Introduction

Psoriasis is one of the common skin disorders that are associated with a burden that affects psychological and physical health. Psoriasis is a genetic disease that is immunologically mediated that manifests in the skin, joints, or both with systemic symptoms. The data from North America and Europe shows that its prevalence distributed equally in both sexes, and it is approximately about 2% [1]. Earlier studies have shown that the severity of the disease is higher in men than women [1, 2]. Psoriasis classified based on its clinical presentation into 5 types among that the most common type is plaque psoriasis/psoriasis vulgaris with other types are guttate, inverse psoriasis, pustular psoriasis, or with generalized psoriasis with pustules and the erythrodermic type of psoriasis. The last two subtypes of psoriasis are tagged as the rare but with serious in their clinical course [1]. Monoclonal antibodies (mAB) are directed towards specific pathway that enabled in the management of incurable and resistant diseases, therefore mAB becoming a mainstay therapy in the crucial management of the troublesome moderate to debilitating severe psoriatic types [3]. According to the joint guidelines of the “American Academy of Dermatology (AAD)” and the “National Psoriasis Foundation (NPF),” mild to moderate psoriasis is managed with topical medication or phototherapy, moderate to severe disease managed either with biologic or combined with topical or phototherapy [4]. Risankizumab is a mAB, recently received the global approval for the crucial management of moderate to troublesome severe psoriasis as an important monotherapy.

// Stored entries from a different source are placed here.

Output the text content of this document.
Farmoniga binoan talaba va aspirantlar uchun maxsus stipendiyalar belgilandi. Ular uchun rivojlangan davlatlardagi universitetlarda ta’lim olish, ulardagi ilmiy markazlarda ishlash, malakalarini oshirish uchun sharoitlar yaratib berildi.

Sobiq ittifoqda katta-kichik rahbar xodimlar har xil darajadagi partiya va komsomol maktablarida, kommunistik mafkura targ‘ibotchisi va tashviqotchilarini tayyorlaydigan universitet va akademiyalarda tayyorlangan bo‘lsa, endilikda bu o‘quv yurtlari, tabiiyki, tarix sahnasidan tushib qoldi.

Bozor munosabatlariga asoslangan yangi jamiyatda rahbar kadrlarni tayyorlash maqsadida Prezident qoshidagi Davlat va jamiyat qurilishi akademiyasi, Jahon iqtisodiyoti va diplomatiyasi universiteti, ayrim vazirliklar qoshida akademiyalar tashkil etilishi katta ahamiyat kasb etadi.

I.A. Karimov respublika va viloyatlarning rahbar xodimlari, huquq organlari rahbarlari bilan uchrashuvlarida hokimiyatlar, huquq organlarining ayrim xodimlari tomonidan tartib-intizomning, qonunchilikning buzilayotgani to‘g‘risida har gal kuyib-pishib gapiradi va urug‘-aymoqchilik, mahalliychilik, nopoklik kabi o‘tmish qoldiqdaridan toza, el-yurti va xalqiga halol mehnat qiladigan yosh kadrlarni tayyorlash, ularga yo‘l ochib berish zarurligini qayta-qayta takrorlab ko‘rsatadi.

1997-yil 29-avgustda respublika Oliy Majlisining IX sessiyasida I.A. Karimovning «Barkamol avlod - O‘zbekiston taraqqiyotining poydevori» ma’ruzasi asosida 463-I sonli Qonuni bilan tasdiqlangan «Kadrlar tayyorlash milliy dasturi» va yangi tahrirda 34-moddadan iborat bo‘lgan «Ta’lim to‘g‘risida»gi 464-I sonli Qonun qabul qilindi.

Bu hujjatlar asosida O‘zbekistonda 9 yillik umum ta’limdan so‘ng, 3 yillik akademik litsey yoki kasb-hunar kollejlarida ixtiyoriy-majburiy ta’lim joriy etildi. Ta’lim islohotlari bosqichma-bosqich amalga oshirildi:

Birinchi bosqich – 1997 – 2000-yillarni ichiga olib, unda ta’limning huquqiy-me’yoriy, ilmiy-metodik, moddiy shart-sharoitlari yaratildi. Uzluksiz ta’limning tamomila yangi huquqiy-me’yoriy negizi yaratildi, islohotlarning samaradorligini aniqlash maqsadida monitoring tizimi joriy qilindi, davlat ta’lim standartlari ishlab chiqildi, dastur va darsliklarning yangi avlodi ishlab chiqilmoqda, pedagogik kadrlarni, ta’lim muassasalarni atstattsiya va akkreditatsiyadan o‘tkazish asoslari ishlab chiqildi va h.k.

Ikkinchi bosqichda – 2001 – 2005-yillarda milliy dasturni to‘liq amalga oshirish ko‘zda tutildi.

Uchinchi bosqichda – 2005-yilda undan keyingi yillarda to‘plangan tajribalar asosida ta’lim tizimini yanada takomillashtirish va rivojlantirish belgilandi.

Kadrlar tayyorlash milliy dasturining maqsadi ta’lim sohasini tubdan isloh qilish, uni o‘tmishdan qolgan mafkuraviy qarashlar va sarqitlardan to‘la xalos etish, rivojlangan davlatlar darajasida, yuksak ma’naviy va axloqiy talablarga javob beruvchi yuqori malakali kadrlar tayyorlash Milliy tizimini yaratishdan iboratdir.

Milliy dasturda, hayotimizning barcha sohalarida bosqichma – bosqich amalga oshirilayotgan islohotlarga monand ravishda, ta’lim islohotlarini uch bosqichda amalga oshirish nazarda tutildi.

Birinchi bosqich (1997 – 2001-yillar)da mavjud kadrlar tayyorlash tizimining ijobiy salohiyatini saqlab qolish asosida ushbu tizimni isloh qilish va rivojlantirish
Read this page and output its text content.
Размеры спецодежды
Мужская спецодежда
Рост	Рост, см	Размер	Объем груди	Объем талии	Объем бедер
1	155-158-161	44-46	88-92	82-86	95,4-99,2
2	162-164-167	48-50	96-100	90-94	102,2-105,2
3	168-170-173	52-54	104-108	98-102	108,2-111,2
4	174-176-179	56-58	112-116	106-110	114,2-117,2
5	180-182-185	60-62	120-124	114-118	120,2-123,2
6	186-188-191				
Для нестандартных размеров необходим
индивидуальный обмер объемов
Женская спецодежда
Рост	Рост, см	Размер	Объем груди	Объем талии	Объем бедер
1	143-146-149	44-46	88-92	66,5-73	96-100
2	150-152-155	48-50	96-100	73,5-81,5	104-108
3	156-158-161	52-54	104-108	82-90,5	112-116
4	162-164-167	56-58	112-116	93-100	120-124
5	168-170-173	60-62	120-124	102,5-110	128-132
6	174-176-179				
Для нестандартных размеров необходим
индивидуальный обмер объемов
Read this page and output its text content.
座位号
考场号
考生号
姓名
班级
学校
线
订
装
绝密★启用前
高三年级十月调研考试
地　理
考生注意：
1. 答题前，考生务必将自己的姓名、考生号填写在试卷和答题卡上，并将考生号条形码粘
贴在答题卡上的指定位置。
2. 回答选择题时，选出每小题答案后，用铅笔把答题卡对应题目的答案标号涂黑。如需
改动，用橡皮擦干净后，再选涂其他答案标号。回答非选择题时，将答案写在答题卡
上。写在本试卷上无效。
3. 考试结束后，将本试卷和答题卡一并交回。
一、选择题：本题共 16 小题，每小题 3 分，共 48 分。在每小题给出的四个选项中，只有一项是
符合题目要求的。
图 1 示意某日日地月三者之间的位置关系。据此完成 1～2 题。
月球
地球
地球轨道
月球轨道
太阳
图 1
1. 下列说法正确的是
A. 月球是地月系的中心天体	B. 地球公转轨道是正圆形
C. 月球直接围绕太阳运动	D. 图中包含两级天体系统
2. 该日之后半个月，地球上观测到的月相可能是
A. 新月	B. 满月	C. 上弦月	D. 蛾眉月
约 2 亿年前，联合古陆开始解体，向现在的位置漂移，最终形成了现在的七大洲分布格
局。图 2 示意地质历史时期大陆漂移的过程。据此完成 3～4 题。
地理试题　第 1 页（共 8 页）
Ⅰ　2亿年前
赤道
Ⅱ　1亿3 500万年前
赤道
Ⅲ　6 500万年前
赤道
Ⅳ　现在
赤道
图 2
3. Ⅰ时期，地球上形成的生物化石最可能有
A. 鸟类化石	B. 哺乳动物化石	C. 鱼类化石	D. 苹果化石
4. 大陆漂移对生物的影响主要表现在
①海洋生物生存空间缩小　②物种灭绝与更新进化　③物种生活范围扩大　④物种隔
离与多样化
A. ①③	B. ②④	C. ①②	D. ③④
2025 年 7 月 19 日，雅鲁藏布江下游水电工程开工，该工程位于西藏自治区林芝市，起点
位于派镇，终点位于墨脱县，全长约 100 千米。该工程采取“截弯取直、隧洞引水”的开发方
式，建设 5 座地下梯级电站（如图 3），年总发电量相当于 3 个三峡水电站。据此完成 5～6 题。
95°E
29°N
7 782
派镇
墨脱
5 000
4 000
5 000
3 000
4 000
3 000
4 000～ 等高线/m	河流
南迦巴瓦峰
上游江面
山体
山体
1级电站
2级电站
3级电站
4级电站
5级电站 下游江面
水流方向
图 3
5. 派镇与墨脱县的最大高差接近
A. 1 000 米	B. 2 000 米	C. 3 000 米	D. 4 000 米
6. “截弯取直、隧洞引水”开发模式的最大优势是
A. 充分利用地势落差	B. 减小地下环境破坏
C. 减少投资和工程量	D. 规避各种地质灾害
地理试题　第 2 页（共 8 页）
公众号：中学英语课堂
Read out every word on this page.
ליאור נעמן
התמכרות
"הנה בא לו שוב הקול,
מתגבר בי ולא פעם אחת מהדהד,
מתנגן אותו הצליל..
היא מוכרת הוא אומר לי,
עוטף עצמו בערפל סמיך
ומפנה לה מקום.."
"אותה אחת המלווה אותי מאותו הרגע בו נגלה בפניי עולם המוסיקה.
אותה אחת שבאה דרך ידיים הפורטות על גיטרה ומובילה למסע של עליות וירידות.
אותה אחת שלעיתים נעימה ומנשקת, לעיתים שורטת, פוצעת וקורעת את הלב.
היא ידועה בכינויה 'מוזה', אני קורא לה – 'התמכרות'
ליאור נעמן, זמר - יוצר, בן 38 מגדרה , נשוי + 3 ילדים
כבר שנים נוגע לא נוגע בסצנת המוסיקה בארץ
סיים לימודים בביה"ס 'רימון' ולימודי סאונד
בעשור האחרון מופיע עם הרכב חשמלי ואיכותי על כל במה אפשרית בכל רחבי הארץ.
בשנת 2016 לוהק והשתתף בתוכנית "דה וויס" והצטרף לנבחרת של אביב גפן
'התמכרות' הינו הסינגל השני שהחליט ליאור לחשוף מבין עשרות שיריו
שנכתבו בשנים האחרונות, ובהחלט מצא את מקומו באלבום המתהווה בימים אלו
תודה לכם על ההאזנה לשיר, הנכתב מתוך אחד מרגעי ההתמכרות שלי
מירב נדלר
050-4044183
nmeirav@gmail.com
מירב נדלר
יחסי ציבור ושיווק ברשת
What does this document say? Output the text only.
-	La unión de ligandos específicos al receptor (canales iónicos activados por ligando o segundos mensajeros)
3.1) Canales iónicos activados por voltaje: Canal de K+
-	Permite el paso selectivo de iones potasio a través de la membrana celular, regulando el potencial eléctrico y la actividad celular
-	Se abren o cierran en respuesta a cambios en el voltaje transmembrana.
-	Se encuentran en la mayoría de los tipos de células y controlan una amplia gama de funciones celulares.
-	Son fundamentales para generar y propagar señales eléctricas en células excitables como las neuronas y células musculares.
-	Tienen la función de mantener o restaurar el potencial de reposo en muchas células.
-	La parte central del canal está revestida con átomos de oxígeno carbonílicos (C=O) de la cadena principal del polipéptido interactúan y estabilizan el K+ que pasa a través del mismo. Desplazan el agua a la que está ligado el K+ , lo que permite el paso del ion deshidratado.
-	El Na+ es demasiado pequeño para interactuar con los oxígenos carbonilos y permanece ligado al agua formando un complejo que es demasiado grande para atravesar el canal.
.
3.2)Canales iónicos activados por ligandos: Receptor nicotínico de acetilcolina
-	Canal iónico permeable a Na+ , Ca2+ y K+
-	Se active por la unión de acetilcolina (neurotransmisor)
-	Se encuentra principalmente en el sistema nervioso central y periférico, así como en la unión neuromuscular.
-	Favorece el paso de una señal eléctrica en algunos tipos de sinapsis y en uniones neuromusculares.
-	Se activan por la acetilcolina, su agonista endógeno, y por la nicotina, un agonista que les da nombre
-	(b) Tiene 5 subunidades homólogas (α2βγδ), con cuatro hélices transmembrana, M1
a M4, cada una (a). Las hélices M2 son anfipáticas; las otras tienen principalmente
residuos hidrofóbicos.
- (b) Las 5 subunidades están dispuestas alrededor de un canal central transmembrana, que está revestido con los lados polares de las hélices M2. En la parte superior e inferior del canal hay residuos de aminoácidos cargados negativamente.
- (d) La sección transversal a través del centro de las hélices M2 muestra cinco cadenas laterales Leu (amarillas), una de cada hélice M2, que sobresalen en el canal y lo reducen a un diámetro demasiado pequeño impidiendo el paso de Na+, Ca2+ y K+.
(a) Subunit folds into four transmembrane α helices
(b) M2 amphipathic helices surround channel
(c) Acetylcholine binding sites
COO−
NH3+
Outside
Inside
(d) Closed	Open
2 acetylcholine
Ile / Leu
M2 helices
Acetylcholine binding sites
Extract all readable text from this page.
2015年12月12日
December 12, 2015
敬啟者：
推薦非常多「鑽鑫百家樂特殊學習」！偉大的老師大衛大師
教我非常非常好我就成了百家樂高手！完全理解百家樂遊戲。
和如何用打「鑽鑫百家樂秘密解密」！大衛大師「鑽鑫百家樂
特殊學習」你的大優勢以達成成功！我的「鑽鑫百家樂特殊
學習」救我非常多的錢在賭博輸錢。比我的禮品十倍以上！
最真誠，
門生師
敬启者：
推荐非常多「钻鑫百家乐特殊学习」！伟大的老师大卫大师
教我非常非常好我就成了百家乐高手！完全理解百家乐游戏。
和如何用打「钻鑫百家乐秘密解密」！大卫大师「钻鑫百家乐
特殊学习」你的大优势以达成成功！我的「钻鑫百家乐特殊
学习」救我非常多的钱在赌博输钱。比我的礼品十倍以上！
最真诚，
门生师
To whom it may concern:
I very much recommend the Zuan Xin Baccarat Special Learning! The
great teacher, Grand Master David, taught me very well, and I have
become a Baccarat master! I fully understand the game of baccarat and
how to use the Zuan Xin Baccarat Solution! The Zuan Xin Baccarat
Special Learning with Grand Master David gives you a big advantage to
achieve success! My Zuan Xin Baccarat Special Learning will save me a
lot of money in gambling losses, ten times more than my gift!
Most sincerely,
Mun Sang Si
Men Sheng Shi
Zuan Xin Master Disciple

The pathogenesis involved in the development of immune mediated psoriasis explained in Fig. 1 [5, 6, 20, 22].

Fig. 1
figure 1

Pathogenesis of psoriatic plaques and mechanism of the drug

Pharmacodynamic Properties

Interleukin-23 (IL-23) plays an important central role in the pathogenesis of lesions in psoriasis as explained in the above diagram. IL-23 is having two subunits p19 and p40. Risankizumab specifically has an affinity and binds to the protein p19 subunit of interleukin IL-23 and prevents sequence of the various events in the progression of disease [6]. IL-23 is greatly associated with the orchestra of the T helper cell 17 (Th-17) lineage and its differentiation. It is seen that the initial differentiation of native T cell lymphocytes to the lineage of Th17 needs proteins and cytokines like growth factor-β (GF-β), IL-6, and IL-1β. So IL-23 in the presence of the above said factor is needed for the activation and maintenance of Th17 that then causes the secretion of pro-inflammatory cytokine interleukins (IL-17, IL-22, IL-21, tumor necrosis factor alpha) that helps in the formation of the plaques in psoriasis. The advantages of selective inhibition of IL-23 are that as it is essential for the major differentiation and the important activity of immune cells that contributes such as immune Th-17 and T-helper cell 22 (Th-22). IL-23 also helps the induction of a self-initiation and the applicator loop on the expression of additional interleukin (IL-23) receptors that will be inhibited by monoclonal antibodies as explained in the above flow chart [7].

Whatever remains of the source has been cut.